3 réflexions sur “Le rejet de l’écologie, une phase qu’on espère temporaire”

  1. Je ne peux qu’applaudir ce texte, tout y est dit. Bien sûr nous pourrions chipoter sur quelques points mais ça n’en changerait pas le fond. Sommes-nous (tous) coupables ou plutôt responsables ?
    Maintenant notre problème est bien là, comment faire pour libérer un esclave qui aime ses chaînes ? Pour commencer replongeons-nous dans les classiques et relisons ce qu’en pensaient les Anciens et une fois que nous aurons digéré tout ça nous essaierons de faire le bilan. Même si ce défi relève de Mission impossible je ne pense pas qu’il y ait une méthode qui soit meilleure qu’une autre.
    Souvenons-nous de cette conversation entre ce loup qui ne portait que la peau et les os et ce chien bien gras au cou pelé. Nous devons admettre qu’il existe des chiens (et des chiennes) qui aiment les chaînes et même les coups de fouets. Et comme on nous dit que tous les goûts sont dans la nature, eh bien il ne nous reste qu’ à accepter leur « choix ». C’est à longueur de journée que nous entendons ce cri d’enfant gâté, « C’est mon choix ! Na ! … J’ai choisi, je suis libre, je fais ce que je veux ! Et quand bien même je fais ce qu’on me dit de faire, chacun fait ce qu’il lui plait, plait, plait ! Hi-han hi-han ! » Bref, si certains aiment les chaînes et les coups de fouets, c’est avant tout leur problème. Sauf que dans notre situation c’est également le notre, ainsi que celui de ceux qui ne sont pas encore nés. Comment pourrions-nous donner l’envie de la simplicité, de la convivialité, de la sagesse ?
    Pour faire avancer les ânes le truc est bien connu, c’est la carotte ou le bâton ! La carotte c’est ce qu’il y a de bon, et on n’a pas trouvé plus c.. que le bâton ! Oublions-donc le bâton, du moins le gros, les petits coups de trique, passe encore.
    Nous savons par exemple que la flatterie est un bon moyen pour amener le pigeon là où il n’a pas nécessairement envie d’aller. « Oh mon bel oiseau, que vous êtes beau, si votre ramage se rapporte à votre plumage… » ce qui en langage publicitaire nous donne « Parce que je le vaux bien ! »
    Afin de « décoloniser les imaginaires » de ces esclaves enchaînés dans leur misérable caverne, le plus efficace serait probablement une puissante propagande avec des clips à la télé toutes les 10 minutes et des panneaux partout tous les 50 mètres : « Con-sommer tue ! » – « Je pense donc je suis ! » – « Votez Latouche !» (Et Cheynet ?)… Il nous reste maintenant à imaginer Le Système se sabordant lui-même, et là j’avoue mes limites.
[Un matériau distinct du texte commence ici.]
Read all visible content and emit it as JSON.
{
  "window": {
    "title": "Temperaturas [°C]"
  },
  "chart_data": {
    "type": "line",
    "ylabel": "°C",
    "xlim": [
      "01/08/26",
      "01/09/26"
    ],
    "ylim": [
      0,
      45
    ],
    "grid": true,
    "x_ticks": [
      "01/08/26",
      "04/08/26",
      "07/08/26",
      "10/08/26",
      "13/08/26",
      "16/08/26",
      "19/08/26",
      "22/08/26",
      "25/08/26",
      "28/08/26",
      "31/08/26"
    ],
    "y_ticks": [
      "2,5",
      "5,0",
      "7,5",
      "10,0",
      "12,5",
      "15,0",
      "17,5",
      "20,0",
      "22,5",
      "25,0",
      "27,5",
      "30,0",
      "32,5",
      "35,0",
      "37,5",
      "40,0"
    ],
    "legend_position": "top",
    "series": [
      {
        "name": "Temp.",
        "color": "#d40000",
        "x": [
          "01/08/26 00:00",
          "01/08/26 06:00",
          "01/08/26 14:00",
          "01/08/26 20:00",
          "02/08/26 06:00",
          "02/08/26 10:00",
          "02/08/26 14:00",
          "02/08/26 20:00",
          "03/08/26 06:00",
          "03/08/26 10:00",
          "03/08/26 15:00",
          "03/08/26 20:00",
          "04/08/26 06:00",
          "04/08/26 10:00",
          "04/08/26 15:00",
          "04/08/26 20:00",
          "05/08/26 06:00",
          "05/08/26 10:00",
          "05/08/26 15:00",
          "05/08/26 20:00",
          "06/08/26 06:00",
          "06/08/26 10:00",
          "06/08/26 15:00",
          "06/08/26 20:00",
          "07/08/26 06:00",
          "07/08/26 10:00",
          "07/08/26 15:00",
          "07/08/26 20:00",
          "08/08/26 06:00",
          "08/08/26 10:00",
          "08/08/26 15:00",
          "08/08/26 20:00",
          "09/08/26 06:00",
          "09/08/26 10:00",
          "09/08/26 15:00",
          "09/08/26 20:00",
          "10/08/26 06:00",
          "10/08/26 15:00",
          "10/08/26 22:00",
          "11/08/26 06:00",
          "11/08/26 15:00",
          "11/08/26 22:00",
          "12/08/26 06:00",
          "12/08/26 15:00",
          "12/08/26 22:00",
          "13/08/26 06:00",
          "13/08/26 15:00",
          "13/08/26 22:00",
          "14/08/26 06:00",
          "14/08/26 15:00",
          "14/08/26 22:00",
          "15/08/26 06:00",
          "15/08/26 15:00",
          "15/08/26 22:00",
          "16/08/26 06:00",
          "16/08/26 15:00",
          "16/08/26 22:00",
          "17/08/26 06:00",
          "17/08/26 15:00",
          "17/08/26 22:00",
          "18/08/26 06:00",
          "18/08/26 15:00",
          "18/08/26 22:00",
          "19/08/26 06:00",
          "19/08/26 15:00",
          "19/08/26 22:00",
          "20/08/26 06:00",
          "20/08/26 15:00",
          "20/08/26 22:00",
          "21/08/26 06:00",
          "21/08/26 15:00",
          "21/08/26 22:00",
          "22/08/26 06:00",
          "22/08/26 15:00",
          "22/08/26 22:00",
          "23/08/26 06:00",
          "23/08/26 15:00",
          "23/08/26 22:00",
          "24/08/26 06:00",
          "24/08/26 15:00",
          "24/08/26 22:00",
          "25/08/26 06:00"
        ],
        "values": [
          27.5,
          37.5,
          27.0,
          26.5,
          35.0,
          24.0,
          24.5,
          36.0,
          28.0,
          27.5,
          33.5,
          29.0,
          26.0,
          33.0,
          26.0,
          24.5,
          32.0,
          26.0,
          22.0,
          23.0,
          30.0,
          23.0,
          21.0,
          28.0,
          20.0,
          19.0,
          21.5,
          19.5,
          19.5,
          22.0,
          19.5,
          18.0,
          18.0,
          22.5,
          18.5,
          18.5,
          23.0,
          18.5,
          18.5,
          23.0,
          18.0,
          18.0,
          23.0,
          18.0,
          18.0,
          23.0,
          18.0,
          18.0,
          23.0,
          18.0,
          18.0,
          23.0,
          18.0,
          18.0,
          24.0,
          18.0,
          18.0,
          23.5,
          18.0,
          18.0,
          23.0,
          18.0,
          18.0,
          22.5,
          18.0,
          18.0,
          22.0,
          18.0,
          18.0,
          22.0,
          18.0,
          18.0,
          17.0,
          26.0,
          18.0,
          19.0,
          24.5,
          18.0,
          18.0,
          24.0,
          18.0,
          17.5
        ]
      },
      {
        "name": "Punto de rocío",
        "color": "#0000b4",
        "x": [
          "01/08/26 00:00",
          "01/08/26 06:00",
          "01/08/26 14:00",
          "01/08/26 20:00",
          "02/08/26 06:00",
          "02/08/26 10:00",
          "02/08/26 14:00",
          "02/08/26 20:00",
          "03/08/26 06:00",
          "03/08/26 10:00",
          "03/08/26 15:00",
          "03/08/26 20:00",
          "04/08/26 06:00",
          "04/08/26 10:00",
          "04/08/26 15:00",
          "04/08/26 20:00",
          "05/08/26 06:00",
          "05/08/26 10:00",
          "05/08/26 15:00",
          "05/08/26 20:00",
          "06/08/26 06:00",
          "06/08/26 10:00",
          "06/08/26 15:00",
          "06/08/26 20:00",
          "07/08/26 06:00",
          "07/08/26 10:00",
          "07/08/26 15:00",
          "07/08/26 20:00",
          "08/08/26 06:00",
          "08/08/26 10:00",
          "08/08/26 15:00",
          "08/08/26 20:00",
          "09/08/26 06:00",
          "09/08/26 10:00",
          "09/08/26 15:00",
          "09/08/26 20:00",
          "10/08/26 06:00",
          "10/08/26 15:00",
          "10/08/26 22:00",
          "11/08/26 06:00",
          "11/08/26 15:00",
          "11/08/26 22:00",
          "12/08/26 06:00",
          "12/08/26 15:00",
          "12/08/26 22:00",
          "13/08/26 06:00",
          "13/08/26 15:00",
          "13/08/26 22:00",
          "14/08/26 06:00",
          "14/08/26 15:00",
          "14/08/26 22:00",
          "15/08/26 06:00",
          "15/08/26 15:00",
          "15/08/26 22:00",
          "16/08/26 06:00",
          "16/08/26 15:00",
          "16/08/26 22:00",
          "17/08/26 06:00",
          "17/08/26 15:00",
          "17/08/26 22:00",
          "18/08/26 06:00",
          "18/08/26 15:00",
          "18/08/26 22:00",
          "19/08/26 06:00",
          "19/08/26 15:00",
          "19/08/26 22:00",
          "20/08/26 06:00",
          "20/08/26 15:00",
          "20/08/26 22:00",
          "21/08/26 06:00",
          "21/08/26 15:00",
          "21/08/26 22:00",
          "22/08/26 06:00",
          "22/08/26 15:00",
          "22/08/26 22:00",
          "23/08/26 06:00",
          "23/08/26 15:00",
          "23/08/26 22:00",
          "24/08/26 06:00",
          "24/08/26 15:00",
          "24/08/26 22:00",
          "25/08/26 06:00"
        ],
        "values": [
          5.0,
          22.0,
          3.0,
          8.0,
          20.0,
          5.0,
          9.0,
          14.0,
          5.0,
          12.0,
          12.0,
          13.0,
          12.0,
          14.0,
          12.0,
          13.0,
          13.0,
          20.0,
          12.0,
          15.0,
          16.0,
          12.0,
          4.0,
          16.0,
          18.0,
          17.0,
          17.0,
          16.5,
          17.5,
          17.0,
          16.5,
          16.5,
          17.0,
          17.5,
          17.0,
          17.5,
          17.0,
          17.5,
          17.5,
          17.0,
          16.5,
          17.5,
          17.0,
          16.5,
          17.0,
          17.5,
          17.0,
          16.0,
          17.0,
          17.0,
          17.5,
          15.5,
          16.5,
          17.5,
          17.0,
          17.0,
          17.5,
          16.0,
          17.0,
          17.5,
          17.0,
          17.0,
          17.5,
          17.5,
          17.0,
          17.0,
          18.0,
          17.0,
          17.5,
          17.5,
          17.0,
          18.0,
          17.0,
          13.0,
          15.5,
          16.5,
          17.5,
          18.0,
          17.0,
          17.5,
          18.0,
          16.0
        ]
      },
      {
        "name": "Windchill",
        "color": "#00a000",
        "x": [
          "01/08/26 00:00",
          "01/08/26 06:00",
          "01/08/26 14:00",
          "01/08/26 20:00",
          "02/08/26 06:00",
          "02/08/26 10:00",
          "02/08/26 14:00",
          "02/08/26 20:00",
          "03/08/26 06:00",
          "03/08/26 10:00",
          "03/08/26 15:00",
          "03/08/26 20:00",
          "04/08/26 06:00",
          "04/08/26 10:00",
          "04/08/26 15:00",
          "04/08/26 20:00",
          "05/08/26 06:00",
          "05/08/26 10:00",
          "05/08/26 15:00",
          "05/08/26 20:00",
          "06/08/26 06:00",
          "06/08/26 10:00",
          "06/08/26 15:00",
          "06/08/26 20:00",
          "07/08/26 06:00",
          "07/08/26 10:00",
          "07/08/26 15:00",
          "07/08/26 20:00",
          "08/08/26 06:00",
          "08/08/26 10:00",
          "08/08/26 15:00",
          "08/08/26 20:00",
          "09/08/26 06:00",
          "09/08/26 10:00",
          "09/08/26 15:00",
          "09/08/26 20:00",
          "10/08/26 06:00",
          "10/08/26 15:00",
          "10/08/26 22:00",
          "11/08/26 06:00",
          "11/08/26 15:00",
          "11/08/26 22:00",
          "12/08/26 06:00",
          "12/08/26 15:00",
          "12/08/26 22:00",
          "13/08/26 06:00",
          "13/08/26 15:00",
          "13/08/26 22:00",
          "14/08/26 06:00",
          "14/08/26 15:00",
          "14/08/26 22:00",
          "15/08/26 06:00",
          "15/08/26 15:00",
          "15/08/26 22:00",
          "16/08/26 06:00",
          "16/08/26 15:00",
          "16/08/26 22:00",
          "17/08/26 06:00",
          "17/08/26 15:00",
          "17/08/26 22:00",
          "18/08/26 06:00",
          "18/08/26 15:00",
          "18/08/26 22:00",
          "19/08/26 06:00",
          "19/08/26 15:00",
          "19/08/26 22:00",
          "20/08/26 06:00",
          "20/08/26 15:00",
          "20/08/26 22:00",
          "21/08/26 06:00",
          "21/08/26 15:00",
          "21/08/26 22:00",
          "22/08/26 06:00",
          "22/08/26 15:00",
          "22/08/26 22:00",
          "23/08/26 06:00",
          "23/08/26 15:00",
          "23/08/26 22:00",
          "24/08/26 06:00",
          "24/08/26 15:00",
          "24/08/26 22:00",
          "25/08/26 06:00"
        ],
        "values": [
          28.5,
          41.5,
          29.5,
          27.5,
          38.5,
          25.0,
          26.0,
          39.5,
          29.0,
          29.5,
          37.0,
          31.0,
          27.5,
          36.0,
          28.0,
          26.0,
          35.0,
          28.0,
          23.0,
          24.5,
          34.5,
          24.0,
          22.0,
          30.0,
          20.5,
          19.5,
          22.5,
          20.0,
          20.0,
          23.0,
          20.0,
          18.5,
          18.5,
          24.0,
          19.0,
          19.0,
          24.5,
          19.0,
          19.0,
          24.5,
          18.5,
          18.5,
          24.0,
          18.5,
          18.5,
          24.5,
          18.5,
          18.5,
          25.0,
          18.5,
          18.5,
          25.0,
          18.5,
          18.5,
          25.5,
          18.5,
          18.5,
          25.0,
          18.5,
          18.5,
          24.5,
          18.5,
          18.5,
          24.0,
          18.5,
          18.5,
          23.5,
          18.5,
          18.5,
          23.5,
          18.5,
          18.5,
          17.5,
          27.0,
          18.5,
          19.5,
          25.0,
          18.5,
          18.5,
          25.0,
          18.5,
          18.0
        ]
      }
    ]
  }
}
  2. Nos différents élus qui ont œuvré dans les hautes sphères peuvent effectivement mesurer le tableau laissé derrière eux. Les citoyens écolos sont pour la plupart devant un abime de perplexité. Nous allons refourguer des armes et des centrales en INDE sans que personne ne retrouve à redire. Un jet de pétales de roses devant une statue de GANDHI et une visite à BENARES suffisent à absoudre ces échanges commerciaux…

    A part une psychothérapie de groupe je ne vois pas comment les militants écologistes de la première heure pourront s’y retrouver.

    Telle est la triste réalité de notre époque, je ne prendrai même pas la peine de faire honneur aux derniers élus qui brillent par leurs renoncements ou reniements

    Heureusement ou malheureusement René DUMONT, Solange FERNEX et tant d’autres ne sont plus là pour voir.